Я только читал свои вещи. Люди сами записывали их на магнитофон, кто-то переписывал, кто-то перепечатывал, кто-то переплетал, и появились специальные книги, изданные от руки. Сейчас я впервые вылез на солнечный свет и снова боюсь. Боюсь, не вреден ли он для меня.
Я не могу дать примеры сталинского, брежневского юмора. Мой юмор всегда был одинаковым. Он меня тянул, как собака тянет хозяина, и, может быть, мы чем-то приближали сегодняшнее время, а может, случайно попали в него. Я буду в выигрыше, если мои вещи устареют, – значит, улучшилась жизнь. Если жизнь не улучшится, они не устареют...
Есть ли у нас юмор?
Еще какой! Вся наша жизнь последних десятилетий. У нас был период слез, потом период смеха... Смех сотрясал нас. Мы в нем спасались.
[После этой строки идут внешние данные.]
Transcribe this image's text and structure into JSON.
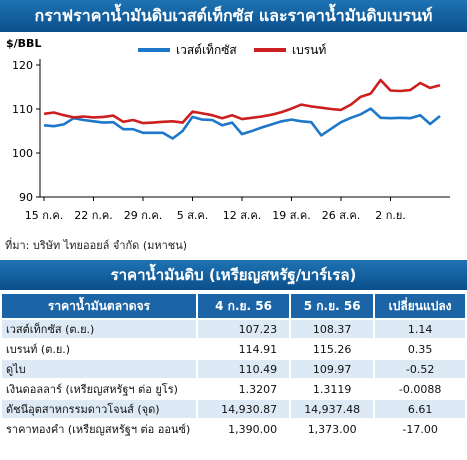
{
  "header": {
    "title": "กราฟราคาน้ำมันดิบเวสต์เท็กซัส และราคาน้ำมันดิบเบรนท์"
  },
  "chart_data": {
    "type": "line",
    "ylabel": "$/BBL",
    "ylim": [
      90,
      120
    ],
    "yticks": [
      90,
      100,
      110,
      120
    ],
    "x_tick_labels": [
      "15 ก.ค.",
      "22 ก.ค.",
      "29 ก.ค.",
      "5 ส.ค.",
      "12 ส.ค.",
      "19 ส.ค.",
      "26 ส.ค.",
      "2 ก.ย."
    ],
    "x_tick_index": [
      0,
      5,
      10,
      15,
      20,
      25,
      30,
      35
    ],
    "colors": {
      "wti": "#1f77c9",
      "brent": "#cc1f1f"
    },
    "legend_position": "top",
    "series": [
      {
        "name": "เวสต์เท็กซัส",
        "values": [
          106.3,
          106.1,
          106.5,
          107.9,
          107.5,
          107.2,
          106.9,
          107.0,
          105.4,
          105.4,
          104.6,
          104.6,
          104.6,
          103.3,
          105.0,
          108.2,
          107.6,
          107.5,
          106.3,
          106.9,
          104.3,
          105.0,
          105.8,
          106.5,
          107.2,
          107.6,
          107.2,
          107.0,
          104.0,
          105.5,
          107.0,
          108.0,
          108.8,
          110.1,
          108.0,
          107.9,
          108.0,
          107.9,
          108.6,
          106.6,
          108.4
        ]
      },
      {
        "name": "เบรนท์",
        "values": [
          108.9,
          109.2,
          108.6,
          108.1,
          108.3,
          108.1,
          108.2,
          108.5,
          107.1,
          107.5,
          106.8,
          106.9,
          107.1,
          107.2,
          106.9,
          109.4,
          109.0,
          108.6,
          107.9,
          108.6,
          107.7,
          108.0,
          108.3,
          108.7,
          109.3,
          110.1,
          111.0,
          110.6,
          110.3,
          110.0,
          109.8,
          111.0,
          112.8,
          113.5,
          116.6,
          114.2,
          114.1,
          114.3,
          115.9,
          114.8,
          115.4
        ]
      }
    ]
  },
  "footer": {
    "source": "ที่มา: บริษัท ไทยออยล์ จำกัด (มหาชน)"
  },
  "section": {
    "title": "ราคาน้ำมันดิบ (เหรียญสหรัฐ/บาร์เรล)"
  },
  "table": {
    "headers": [
      "ราคาน้ำมันตลาดจร",
      "4 ก.ย. 56",
      "5 ก.ย. 56",
      "เปลี่ยนแปลง"
    ],
    "rows": [
      [
        "เวสต์เท็กซัส (ต.ย.)",
        "107.23",
        "108.37",
        "1.14"
      ],
      [
        "เบรนท์ (ต.ย.)",
        "114.91",
        "115.26",
        "0.35"
      ],
      [
        "ดูไบ",
        "110.49",
        "109.97",
        "-0.52"
      ],
      [
        "เงินดอลลาร์ (เหรียญสหรัฐฯ ต่อ ยูโร)",
        "1.3207",
        "1.3119",
        "-0.0088"
      ],
      [
        "ดัชนีอุตสาหกรรมดาวโจนส์ (จุด)",
        "14,930.87",
        "14,937.48",
        "6.61"
      ],
      [
        "ราคาทองคำ (เหรียญสหรัฐฯ ต่อ ออนซ์)",
        "1,390.00",
        "1,373.00",
        "-17.00"
      ]
    ]
  }
}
Люди приходили на концерт, то есть я приходил, а концерты у меня были на заводах, в институтах, люди оставались после работы, и мы смеялись вместе до слез или от слез.
Мы открывали для себя, что все думаем одинаково. Это теперь, когда открыли окна и двери, мы думаем по-разному... А раньше думали одинаково и очень нравились друг другу.
Ничто так не сближает разнообразные частицы, как давление сверху. Юмор становился все более непереводимым. Смех вызывали самые серьезные вещи. Допустим, рапорт в газету: «Мы такие-то, собрали тридцать центнеров с гектара. Посвящаем 1 Мая».
Ответ в газете: «Вы такие-то, собрали тридцать центнеров с гектара и посвятили 1 Мая. Сердечно поздравляем вас».
Или: «Я, Степанов, проехал сто тысяч километров без ремонта, хочу проехать еще сто тысяч километров».
Ответ: «Вы, Степанов, проехали сто тысяч километров без ремонта, хотите еще сто тысяч километров. Поздравляем вас и желаем проехать еще сто тысяч километров».
Как это все переведешь и кто поймет?
Юмор стал замкнутым и специфичным.
Мои произведения, написанные в тот сложный период, еще собирают публику, но это отголосок моего подполья. Мне надо искать другой путь, или вдруг уйдет все в прозе, тогда опять я в порядке, если мне окончательно не припомнят этот разговор.
Этот юмор специфичный, но это юмор огромной страны и собирает огромные массы людей, значит, он должен быть интересен вам, если вам не безразлична ваша жизнь.
Меня спрашивала уже какая-то английская журналистка: «Неужели вам не обидно, что ваши произведения не переводятся, что вы заняты спецификой своей страны?»
Я уже тогда знал, что, если мы изменим положение в своей стране, оно изменит положение во всем мире.
Сегодня мы живем в согласии со своим правительством, мы боимся за него, мы бережем его.
Я специально выступал перед охраной Кремля, веселил и развлекал их, чтоб они лучше работали.
Людей, умеющих решать, мало, умных среди них еще меньше. Много решительных дураков. А когда человек безапелляционно говорит, тебя так и тянет выполнить; уже когда бежишь обратно, громыхая ведром, думаешь: зачем поливать, когда идет дождь?
У меня такой был начальник, когда я в порту работал, Хаджибаронов его фамилия. Он ночью звонит, в шторм:
– Кто дежурный?
– Жванецкий.
– У вас же портальные краны заливает, немедленно принять меры.
Я засуетился, натягиваю плащ, а старый механик:
– Ты куда?
– Да вот краны заливает, начальник звонил...
– И что, ты идешь задом волны отбивать?
Когда решительно прикажут, очень сложно успеть оценить приказ, прежде чем сорваться и побежать...
Если сейчас пойти утверждать этот текст, десятки людей с радостью возьмутся утверждать и не утвердят. Надо брать игру на себя и, проиграв, объяснить, что это выигрыш, что так и надо было, что это было задумано, что будет несмешно, и половина не включит, догадываясь, а половина, не догадываясь, выключит...
И пора нам с юмором в Европу. Мы дали им природный газ. Надо веселящий, и все они пусть заливаются от хохота на своих кузнях, у своей плиты. Тут мы и появимся со своим юмором.
Обожаю выходить на аудиторию, которая уже хохочет.